After my first baby, I used to joke to the newly pregnant that ‘birth was over-rated’. I had had a typical ‘natural’ birth with plenty of medical intervention – IV drip, syntocinon to strengthen contractions, foetal monitoring, epidural, stitches, syntometrine injection to deliver the placenta. I didn’t understand why medics and midwives were intent on this sort of delivery as being the holy grail for women. OK, I got to leave the hospital earlier than the women who had caesareans, and I didn’t have to wear the ugly white legwarmers to prevent blood clots, but I was still waddling around with the rest of the ward, feeling like I had been bucked off a rodeo bronco.
I laughed cynically at the tales of Sheila Kitzinger describing birth as a giant orgasm, and at my friends who were forgoing pain relief for a more intense experience. I had yet to understand that while my delivery was described as ‘vaginal’ (an adjective I loathe, so I have kept its use to the bare minimum in this book), there was little that was ‘natural’ or ‘normal’ about it. (‘Normal childbirth is now the recognized medical term for birth without intervention; ‘natural’ is out of fashion.) I had had glimpses of what it might have been like – giggling uncontrollably with my girlfriend Lisa in the delivery room and connecting strongly with my midwife before the epidural needle was put in – but nothing that suggested an epiphany.
Well, the epiphany came at my second birth, driven not out of desire for something better but out of fear of something worse. When my doctor told me at my 30-week check-up that one of my twins was lying across my stomach, and therefore I would have to deliver them both in an operating theatre with 12 people present, I froze. And when he announced that the first could be delivered normally and the second by caesarean section, I didn’t sleep properly for two weeks. My dreams were full of glinting knives and open wounds, with people watching me perform an impossible act. There must be an alternative, I thought, falling back on a journalistic habit of researching the subject over and over, calling hospitals and organisations, speaking to anyone who would listen. I knew I didn’t want the huge upheaval of a major operation followed by newborn twins and a demanding toddler to care for. Where would family bonding fit into that? I felt resentful that I was being railroaded into something that I didn’t want or felt I needed. And now I understand that a bad birth is not one that ends up with an emergency caesarean, but one where you feel coerced into something that you don’t feel you need. My doctor’s prognosis was a frightening ending to an easy pregnancy. I was deeply unhappy, and set about on a journey to get the birth I wanted – a journey which inspired me to write this book.
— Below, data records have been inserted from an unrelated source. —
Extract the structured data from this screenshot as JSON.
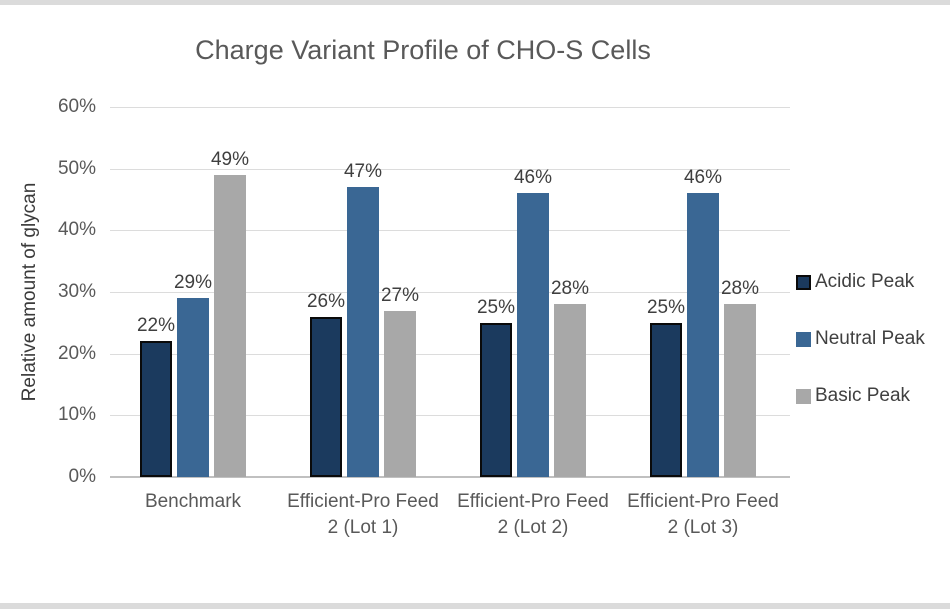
{
  "frame": {
    "border_color": "#dbdbdb"
  },
  "colors": {
    "gridline": "#dcdcdc",
    "axis_line": "#c0c0c0",
    "title_text": "#595959",
    "tick_text": "#595959",
    "data_label_text": "#3f3f3f",
    "acidic": "#1b3a5e",
    "acidic_border": "#0a0a0a",
    "neutral": "#3a6794",
    "basic": "#a8a8a8"
  },
  "chart_data": {
    "type": "bar",
    "title": "Charge Variant Profile of CHO-S Cells",
    "xlabel": "",
    "ylabel": "Relative amount of glycan",
    "categories": [
      "Benchmark",
      "Efficient-Pro Feed 2 (Lot 1)",
      "Efficient-Pro Feed 2 (Lot 2)",
      "Efficient-Pro Feed 2 (Lot 3)"
    ],
    "series": [
      {
        "name": "Acidic Peak",
        "color": "#1b3a5e",
        "border": "#0a0a0a",
        "values": [
          22,
          26,
          25,
          25
        ]
      },
      {
        "name": "Neutral Peak",
        "color": "#3a6794",
        "values": [
          29,
          47,
          46,
          46
        ]
      },
      {
        "name": "Basic Peak",
        "color": "#a8a8a8",
        "values": [
          49,
          27,
          28,
          28
        ]
      }
    ],
    "data_labels": [
      [
        "22%",
        "26%",
        "25%",
        "25%"
      ],
      [
        "29%",
        "47%",
        "46%",
        "46%"
      ],
      [
        "49%",
        "27%",
        "28%",
        "28%"
      ]
    ],
    "data_label_suffix": "%",
    "ylim": [
      0,
      60
    ],
    "ytick_step": 10,
    "ytick_labels": [
      "0%",
      "10%",
      "20%",
      "30%",
      "40%",
      "50%",
      "60%"
    ],
    "grid": true,
    "legend_position": "right"
  }
}
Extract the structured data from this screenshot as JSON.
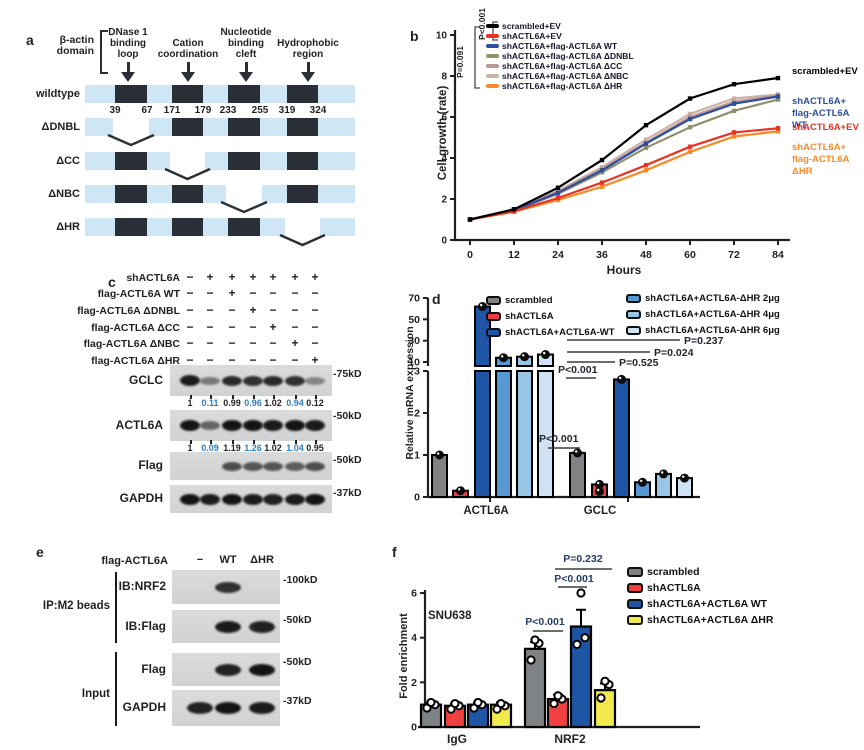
{
  "panels": {
    "a": {
      "letter": "a",
      "bracket_label": "β-actin\ndomain",
      "annotations": [
        {
          "lines": [
            "DNase 1",
            "binding",
            "loop"
          ]
        },
        {
          "lines": [
            "Cation",
            "coordination"
          ]
        },
        {
          "lines": [
            "Nucleotide",
            "binding",
            "cleft"
          ]
        },
        {
          "lines": [
            "Hydrophobic",
            "region"
          ]
        }
      ],
      "domain_numbers": [
        "39",
        "67",
        "171",
        "179",
        "233",
        "255",
        "319",
        "324"
      ],
      "rows": [
        {
          "label": "wildtype",
          "deleted": -1
        },
        {
          "label": "ΔDNBL",
          "deleted": 0
        },
        {
          "label": "ΔCC",
          "deleted": 1
        },
        {
          "label": "ΔNBC",
          "deleted": 2
        },
        {
          "label": "ΔHR",
          "deleted": 3
        }
      ],
      "colors": {
        "backbone": "#cfe6f5",
        "domain": "#2a2e37"
      }
    },
    "b": {
      "letter": "b"
    },
    "c": {
      "letter": "c",
      "conditions": [
        {
          "label": "shACTL6A",
          "values": [
            "−",
            "+",
            "+",
            "+",
            "+",
            "+",
            "+"
          ]
        },
        {
          "label": "flag-ACTL6A WT",
          "values": [
            "−",
            "−",
            "+",
            "−",
            "−",
            "−",
            "−"
          ]
        },
        {
          "label": "flag-ACTL6A ΔDNBL",
          "values": [
            "−",
            "−",
            "−",
            "+",
            "−",
            "−",
            "−"
          ]
        },
        {
          "label": "flag-ACTL6A ΔCC",
          "values": [
            "−",
            "−",
            "−",
            "−",
            "+",
            "−",
            "−"
          ]
        },
        {
          "label": "flag-ACTL6A ΔNBC",
          "values": [
            "−",
            "−",
            "−",
            "−",
            "−",
            "+",
            "−"
          ]
        },
        {
          "label": "flag-ACTL6A ΔHR",
          "values": [
            "−",
            "−",
            "−",
            "−",
            "−",
            "−",
            "+"
          ]
        }
      ],
      "blots": [
        {
          "label": "GCLC",
          "marker": "-75kD",
          "bands": [
            0.95,
            0.3,
            0.85,
            0.8,
            0.85,
            0.8,
            0.22
          ],
          "quant": [
            {
              "t": "1",
              "c": "#231f20"
            },
            {
              "t": "0.11",
              "c": "#2d7dc2"
            },
            {
              "t": "0.99",
              "c": "#231f20"
            },
            {
              "t": "0.96",
              "c": "#2d7dc2"
            },
            {
              "t": "1.02",
              "c": "#231f20"
            },
            {
              "t": "0.94",
              "c": "#2d7dc2"
            },
            {
              "t": "0.12",
              "c": "#231f20"
            }
          ]
        },
        {
          "label": "ACTL6A",
          "marker": "-50kD",
          "bands": [
            1,
            0.45,
            1,
            1,
            0.95,
            1,
            0.95
          ],
          "quant": [
            {
              "t": "1",
              "c": "#231f20"
            },
            {
              "t": "0.09",
              "c": "#2d7dc2"
            },
            {
              "t": "1.19",
              "c": "#231f20"
            },
            {
              "t": "1.26",
              "c": "#2d7dc2"
            },
            {
              "t": "1.02",
              "c": "#231f20"
            },
            {
              "t": "1.04",
              "c": "#2d7dc2"
            },
            {
              "t": "0.95",
              "c": "#231f20"
            }
          ]
        },
        {
          "label": "Flag",
          "marker": "-50kD",
          "bands": [
            0,
            0,
            0.6,
            0.55,
            0.55,
            0.5,
            0.6
          ],
          "quant": null
        },
        {
          "label": "GAPDH",
          "marker": "-37kD",
          "bands": [
            1,
            0.95,
            1,
            0.95,
            0.9,
            0.95,
            1
          ],
          "quant": null
        }
      ]
    },
    "d": {
      "letter": "d"
    },
    "e": {
      "letter": "e",
      "header": "flag-ACTL6A",
      "lanes": [
        "−",
        "WT",
        "ΔHR"
      ],
      "groups": [
        {
          "bracket": "IP:M2 beads",
          "blots": [
            {
              "label": "IB:NRF2",
              "marker": "-100kD",
              "bands": [
                0,
                0.8,
                0
              ]
            },
            {
              "label": "IB:Flag",
              "marker": "-50kD",
              "bands": [
                0,
                0.95,
                0.9
              ]
            }
          ]
        },
        {
          "bracket": "Input",
          "blots": [
            {
              "label": "Flag",
              "marker": "-50kD",
              "bands": [
                0,
                0.9,
                1
              ]
            },
            {
              "label": "GAPDH",
              "marker": "-37kD",
              "bands": [
                0.9,
                1,
                0.95
              ]
            }
          ]
        }
      ]
    },
    "f": {
      "letter": "f"
    }
  },
  "chart_data": [
    {
      "id": "b",
      "type": "line",
      "xlabel": "Hours",
      "ylabel": "Cell growth (rate)",
      "x": [
        0,
        12,
        24,
        36,
        48,
        60,
        72,
        84
      ],
      "ylim": [
        0,
        10
      ],
      "yticks": [
        0,
        2,
        4,
        6,
        8,
        10
      ],
      "legend_position": "top-left-inside",
      "series": [
        {
          "name": "scrambled+EV",
          "color": "#000000",
          "values": [
            1,
            1.5,
            2.55,
            3.9,
            5.6,
            6.9,
            7.6,
            7.9
          ]
        },
        {
          "name": "shACTL6A+EV",
          "color": "#e93223",
          "values": [
            1,
            1.4,
            2.05,
            2.8,
            3.65,
            4.55,
            5.25,
            5.45
          ]
        },
        {
          "name": "shACTL6A+flag-ACTL6A WT",
          "color": "#2c4da0",
          "values": [
            1,
            1.45,
            2.3,
            3.4,
            4.7,
            5.9,
            6.65,
            7.0
          ]
        },
        {
          "name": "shACTL6A+flag-ACTL6A ΔDNBL",
          "color": "#90906c",
          "values": [
            1,
            1.45,
            2.25,
            3.3,
            4.5,
            5.5,
            6.3,
            6.85
          ]
        },
        {
          "name": "shACTL6A+flag-ACTL6A ΔCC",
          "color": "#bb9697",
          "values": [
            1,
            1.48,
            2.35,
            3.45,
            4.75,
            6.0,
            6.75,
            7.05
          ]
        },
        {
          "name": "shACTL6A+flag-ACTL6A ΔNBC",
          "color": "#cab3a5",
          "values": [
            1,
            1.5,
            2.4,
            3.55,
            4.9,
            6.15,
            6.9,
            7.1
          ]
        },
        {
          "name": "shACTL6A+flag-ACTL6A ΔHR",
          "color": "#f68b28",
          "values": [
            1,
            1.38,
            1.95,
            2.6,
            3.4,
            4.3,
            5.05,
            5.3
          ]
        }
      ],
      "pvalues": [
        {
          "label": "P<0.001"
        },
        {
          "label": "P=0.091"
        }
      ],
      "right_labels": [
        {
          "lines": [
            "scrambled+EV"
          ],
          "color": "#000000"
        },
        {
          "lines": [
            "shACTL6A+",
            "flag-ACTL6A WT"
          ],
          "color": "#2c4da0"
        },
        {
          "lines": [
            "shACTL6A+EV"
          ],
          "color": "#e93223"
        },
        {
          "lines": [
            "shACTL6A+",
            "flag-ACTL6A ΔHR"
          ],
          "color": "#f68b28"
        }
      ]
    },
    {
      "id": "d",
      "type": "bar",
      "ylabel": "Relative mRNA expression",
      "categories": [
        "ACTL6A",
        "GCLC"
      ],
      "axis_break": {
        "upper_ticks": [
          70,
          50,
          30,
          10
        ],
        "lower_ticks": [
          3,
          2,
          1,
          0
        ]
      },
      "series": [
        {
          "name": "scrambled",
          "color": "#7f8386",
          "values": [
            1.0,
            1.05
          ]
        },
        {
          "name": "shACTL6A",
          "color": "#ee3d42",
          "values": [
            0.15,
            0.3
          ]
        },
        {
          "name": "shACTL6A+ACTL6A-WT",
          "color": "#1f55a5",
          "values": [
            62,
            2.8
          ]
        },
        {
          "name": "shACTL6A+ACTL6A-ΔHR 2μg",
          "color": "#5598d2",
          "values": [
            14,
            0.35
          ]
        },
        {
          "name": "shACTL6A+ACTL6A-ΔHR 4μg",
          "color": "#9ac6e6",
          "values": [
            15,
            0.55
          ]
        },
        {
          "name": "shACTL6A+ACTL6A-ΔHR 6μg",
          "color": "#cfe3f4",
          "values": [
            17,
            0.45
          ]
        }
      ],
      "pvalues": [
        {
          "label": "P=0.237"
        },
        {
          "label": "P=0.024"
        },
        {
          "label": "P=0.525"
        },
        {
          "label": "P<0.001"
        },
        {
          "label": "P<0.001"
        }
      ]
    },
    {
      "id": "f",
      "type": "bar",
      "ylabel": "Fold enrichment",
      "annotation": "SNU638",
      "categories": [
        "IgG",
        "NRF2"
      ],
      "ylim": [
        0,
        6
      ],
      "yticks": [
        0,
        2,
        4,
        6
      ],
      "series": [
        {
          "name": "scrambled",
          "color": "#7f8386",
          "values": [
            1.0,
            3.5
          ],
          "errors": [
            0.1,
            0.3
          ],
          "dots": [
            [
              0.85,
              1.0,
              1.1
            ],
            [
              3.0,
              3.75,
              3.9
            ]
          ]
        },
        {
          "name": "shACTL6A",
          "color": "#f14040",
          "values": [
            0.95,
            1.25
          ],
          "errors": [
            0.1,
            0.2
          ],
          "dots": [
            [
              0.8,
              0.95,
              1.05
            ],
            [
              1.05,
              1.25,
              1.4
            ]
          ]
        },
        {
          "name": "shACTL6A+ACTL6A WT",
          "color": "#1f55a5",
          "values": [
            1.0,
            4.5
          ],
          "errors": [
            0.1,
            0.75
          ],
          "dots": [
            [
              0.85,
              1.0,
              1.1
            ],
            [
              3.7,
              4.0,
              6.0
            ]
          ]
        },
        {
          "name": "shACTL6A+ACTL6A ΔHR",
          "color": "#f2e94e",
          "values": [
            1.0,
            1.65
          ],
          "errors": [
            0.1,
            0.3
          ],
          "dots": [
            [
              0.8,
              0.95,
              1.05
            ],
            [
              1.3,
              1.9,
              2.05
            ]
          ]
        }
      ],
      "pvalues": [
        {
          "label": "P=0.232"
        },
        {
          "label": "P<0.001"
        },
        {
          "label": "P<0.001"
        }
      ]
    }
  ]
}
Knowledge and support were my two weapons in the fight to do it my way. And, having achieved it, assisted by two remarkable midwives, I now understand that a good birth is the best present a mother can give herself. The less intervention from other people, the quicker the recovery (the quicker the recovery, the better for all the family). For all my talk of ‘birth being over-rated’, I suddenly understood that it was under-rated. Thousands of women are being denied the opportunity to have a really good birth experience because they are unaware of the politics of pregnancy. They don’t know they have rights despite current hospital protocols, shortage of midwives and cultural indifference to their plight.